Ronald Syme y la historia de Roma

Ronald Syme (1903-1989) nació casi a comienzos del siglo XX en Nueva Zelanda. Fue un joven brillante y aplicado que consiguió con poco más de veinte años una beca para estudiar Lenguas Clásicas e Historia Antigua en la universidad de Oxford. Se convirtió así en un “provincial” en el corazón de Gran Bretaña.

Tras terminar sus estudios y obtener distintos premios de carácter literario por sus excelentes traducciones, se convirtió en profesor de Oxford, universidad inglesa a la que permanecerá ligado el resto de su vida. Investigador y auténtico sabio, fue reservado, cáustico, cosmopolita y un viajero impenitente.

Syme fue testigo de los dos sucesos bélicos más importantes del pasado siglo, participando de manera activa en el segundo de ellos. Estuvo a punto de ver también la caída del “telón de acero” que se cernía sobre los regímenes comunistas del Este europeo.

A lo largo de 1928 y 1929, la bibliografía de Syme atendió fundamentalmente a temas de historia militar. Entre 1930 y 1933, continuó sus investigaciones sobre el reinado del emperador Domiciano. En los años 1932 y 1933, la mayor parte de los estudios que publicó versaron sobre distintos aspectos de historia militar, en los que Syme era en ese momento un especialista muy reconocido.

El año 1934 es determinante en la carrera de Ronald Syme. Con el inicio de su proyecto de composición del libro titulado The Provincial at Rome se perfila claramente y por vez primera el que sería el hilo conductor de su devenir como historiador: la historia política y la de los miembros de las élites gobernantes.

Será en 1937 y 1938 cuando Syme publicó una serie de artículos que pueden considerarse trabajos preparatorios para The Roman Revolution, libro que comenzó a escribir en el verano de 1936. El final de nuestro recorrido se sitúa en 1939, el año de publicación de su monografía más famosa, que había terminado de escribir un año antes.

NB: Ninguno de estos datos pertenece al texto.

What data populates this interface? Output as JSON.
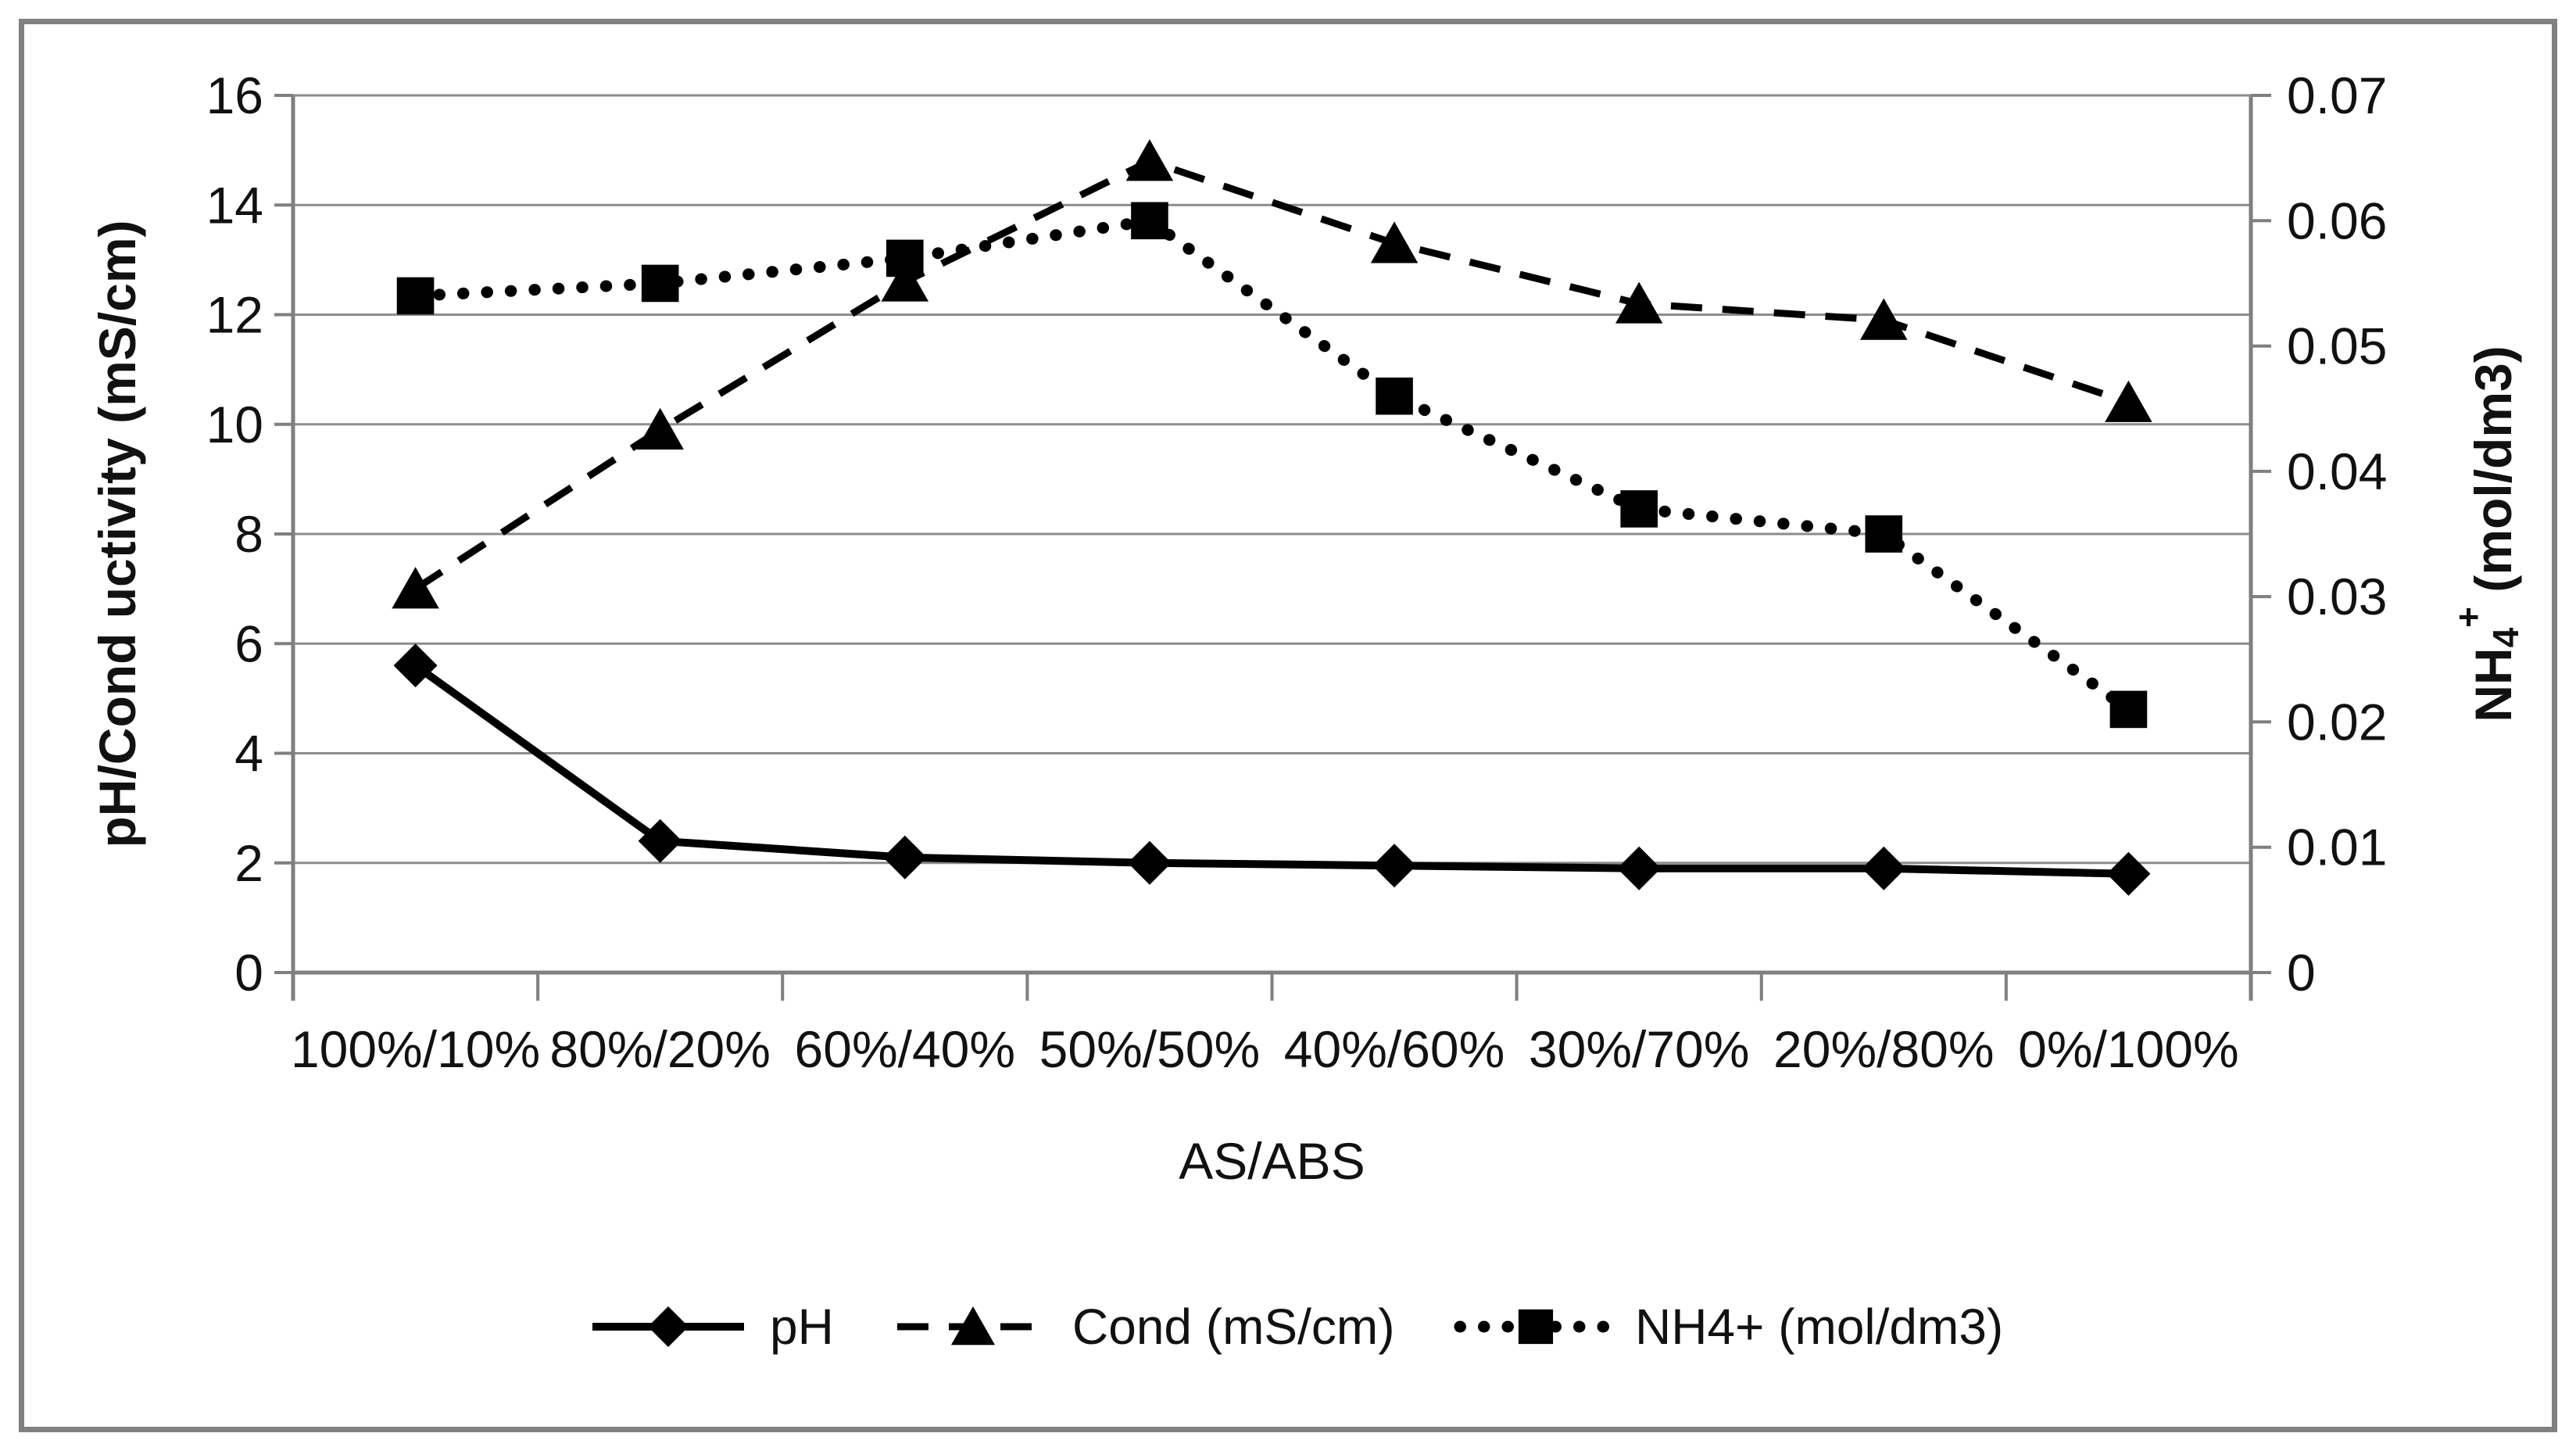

La concepción que Ronald Syme poseía de la Historia de Roma se definía en el que quizá sea el pasaje más citado de La Revolución Romana, su libro más conocido: “In all ages, whatever the form and name of government, be it monarchy, republic or democracy, an oligarchy lurks behind the façade” (RR,7). Con mínimas variantes de matiz, esta frase vertebró toda su producción investigadora durante más de sesenta años, prácticamente desde 1934 hasta su muerte acaecida en 1989.

La historia de Roma como modelo narrativo fue llevado al culmen de la perfección por Ronald Syme. Un historiador en la más pura tradición de la “narrative history”, en la estela de nombres tan excelsos como los de E. Gibbon, o Th. Macaulay.

Es cierto que alguna de las afirmaciones reflejadas en La Revolución Romana precisan de una revisión, cosa que se viene haciendo en los últimos años. La imagen y el juicio histórico de Syme sobre Augusto y, en concreto, sobre su tránsito de Dux a Princeps, necesita una concienzuda matización. Pero debemos a Syme un clásico y por eso los especialistas de la Antigüedad romana tenemos una enorme deuda contraída con él.

El legado investigador e historiográfico dejado por Ronald Syme es inmenso. Y ha perdurado en el tiempo. La presencia del hombre, su huella, ingenio, elegancia y precisión pueden sentirse en la mayor parte de sus escritos. Pero lo que se perdió con la muerte de Syme fue una pasión precisa y profunda por la Historia de Roma, que raramente se había producido antes y que difícilmente volverá a acontecer otra vez de una forma tan extensa y torrencial. Una pasión que inspiró e impulsó el trabajo y los gustos de toda una generación de historiadores.

Syme animó a todos los que le conocieron, estudiantes y especialistas por igual, jóvenes y maduros, a trabajar con el más alto nivel de excelencia posible y siempre de una manera autónoma. El profesor neozelandés prefería hacer comentarios positivos antes que negativos ante un determinado libro o artículo.

En Syme confluían una brillante inteligencia, una memoria de precisión legendaria, su especial sensibilidad para el lenguaje que, puesto por escrito, denotaba un estilo único y el enorme poso dejado por las incontables lecturas que había realizado a lo largo de su vida, lecturas que abarcaban los temas más diversos ya que su afán de curiosidad era insaciable.

Mantuvo casi hasta el final, cuando la grave enfermedad que padecía empezó a hacer mella en él, una apariencia atildada y vigorosa. Como bien recordaba Glen Bowersock, uno de sus discípulos más eminentes, su “generosity of spirit, which could move so many on several continents, will be sorely missed. It is rare enough in academic life, but rarer still among those who have achieved so much themselves”.